Although they have their own styles, Delong is more of a drummer, Garratt a guitarist; they both pull off a one-man show phenomenally. I’ve seen both of these acts earlier in the summer at Firefly, but I don’t think I’ll ever get tired of seeing them.

Next, I hit Mac Miller, which was freaking wild. Miller is a rapper from Pittsburgh known for his lyricism. The crowd was jammed up like sardines, but that didn’t stop us from going wild when he came out. It seemed like everyone knew every word to all of his songs.

During this show, I went rogue from my friends to see the shows I wanted to see. So I went to go check out BØRNS. BØRNS belts out these high-pitched vocals like I’ve never heard before. He was definitely the chillest concert of the day, so I didn’t mind leaving Mac Miller early.

Afterwards, I walked over to Cage The Elephant. These dudes are definition rock stars.

The lead singer just runs around the stage the whole time screaming his lyrics into the mic while the backups are shredding on their respective instruments.

I only caught half their set, but they played almost every song I wanted to hear, so I was satisfied with their show. I then navigated over to Chance the Rapper’s set. As a crowd favorite, that concert was packed to capacity.

Chance didn’t just rap his songs; he put on a performance. He had a bunch of life-size, interacting puppets on stage to go along with his set. It was seriously so dope; he basically went through the story and emotions he felt writing his newest album. Chance is one of my favorite artists because of this performance.

After we were all blown away by Chance, we regrouped, got some food and drinks and sat in the back of The 1975 concert. They’re a really chill band, and they were exactly what I needed at that point in time. After we felt ready to go, we hit Kygo.

Kygo is my favorite DJ; he blends tropical house with smooth melodies, which sounds wonderful.

At this point, it’s dark outside, so the light show that went along with the act was unbelievable.

My favorite part about the act is he brought out a special guest: Shaggy! I unexpectedly got to see Shaggy perform everyone’s favorite 2000’s hit “It Wasn’t Me” live, so that was a nice surprise. Later in the act, right when Kygo dropped the bass in a song, colorful fireworks burst from another stage. At first, I thought it was timed that way, but then I realized it was the start of Kanye’s set.

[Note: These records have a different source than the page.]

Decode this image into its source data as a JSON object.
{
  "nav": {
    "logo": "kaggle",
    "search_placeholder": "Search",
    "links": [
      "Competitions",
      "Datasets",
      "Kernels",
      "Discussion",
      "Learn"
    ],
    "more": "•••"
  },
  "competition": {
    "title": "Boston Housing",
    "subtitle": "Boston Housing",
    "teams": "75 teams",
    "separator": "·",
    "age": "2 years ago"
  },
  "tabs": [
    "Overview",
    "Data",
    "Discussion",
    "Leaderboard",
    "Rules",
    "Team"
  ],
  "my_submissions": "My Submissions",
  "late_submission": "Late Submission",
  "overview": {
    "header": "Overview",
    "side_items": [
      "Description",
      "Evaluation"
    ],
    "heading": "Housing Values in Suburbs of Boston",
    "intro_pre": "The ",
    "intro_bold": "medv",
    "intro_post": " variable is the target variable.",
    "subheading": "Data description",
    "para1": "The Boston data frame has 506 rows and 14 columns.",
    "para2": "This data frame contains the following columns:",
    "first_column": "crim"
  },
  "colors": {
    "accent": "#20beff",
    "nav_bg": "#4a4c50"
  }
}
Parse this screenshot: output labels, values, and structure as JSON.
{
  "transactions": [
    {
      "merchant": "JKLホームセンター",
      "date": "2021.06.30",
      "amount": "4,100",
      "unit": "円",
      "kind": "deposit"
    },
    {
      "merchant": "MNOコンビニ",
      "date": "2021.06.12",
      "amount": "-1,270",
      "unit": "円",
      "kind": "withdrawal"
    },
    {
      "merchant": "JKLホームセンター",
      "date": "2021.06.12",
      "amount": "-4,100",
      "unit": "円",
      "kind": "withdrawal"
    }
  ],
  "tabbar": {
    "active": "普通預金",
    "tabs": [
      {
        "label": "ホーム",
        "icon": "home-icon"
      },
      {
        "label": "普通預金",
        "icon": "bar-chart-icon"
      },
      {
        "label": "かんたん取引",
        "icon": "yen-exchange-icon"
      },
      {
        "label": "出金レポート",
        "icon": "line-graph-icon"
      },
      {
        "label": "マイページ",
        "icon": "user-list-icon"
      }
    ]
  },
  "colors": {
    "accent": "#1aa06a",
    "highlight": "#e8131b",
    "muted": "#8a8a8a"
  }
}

My group and thousands of others began sprinting to that stage trying to get there on time. As soon as I got there, I saw Kanye West emerge from the shadows.

He started off with songs from “The Life Of Pablo” followed by some classics. It was going so well; I was loving every second of it. But then, about 45 minutes into his two-hour set, in the middle of “Heartless,” Kanye walked away and cried, “Family emergency, gotta end the show,” as all the stage lights went off. I actually thought he was just messing with us.

Turns out he wasn’t; apparently his wife, Kim Kardashian, got robbed at gunpoint, so he had to stop the show to deal with that. I understand the circumstances, but I was super bummed that my favorite artist’s set was cut short.

Even if the night ended a little earlier than expected, this festival was a wonderful experience. I got to see more than 10 solid acts over the whole day, and I made awesome memories with some of my closest friends. Music festivals are a magical ride; I could not recommend them enough for you music lovers out there.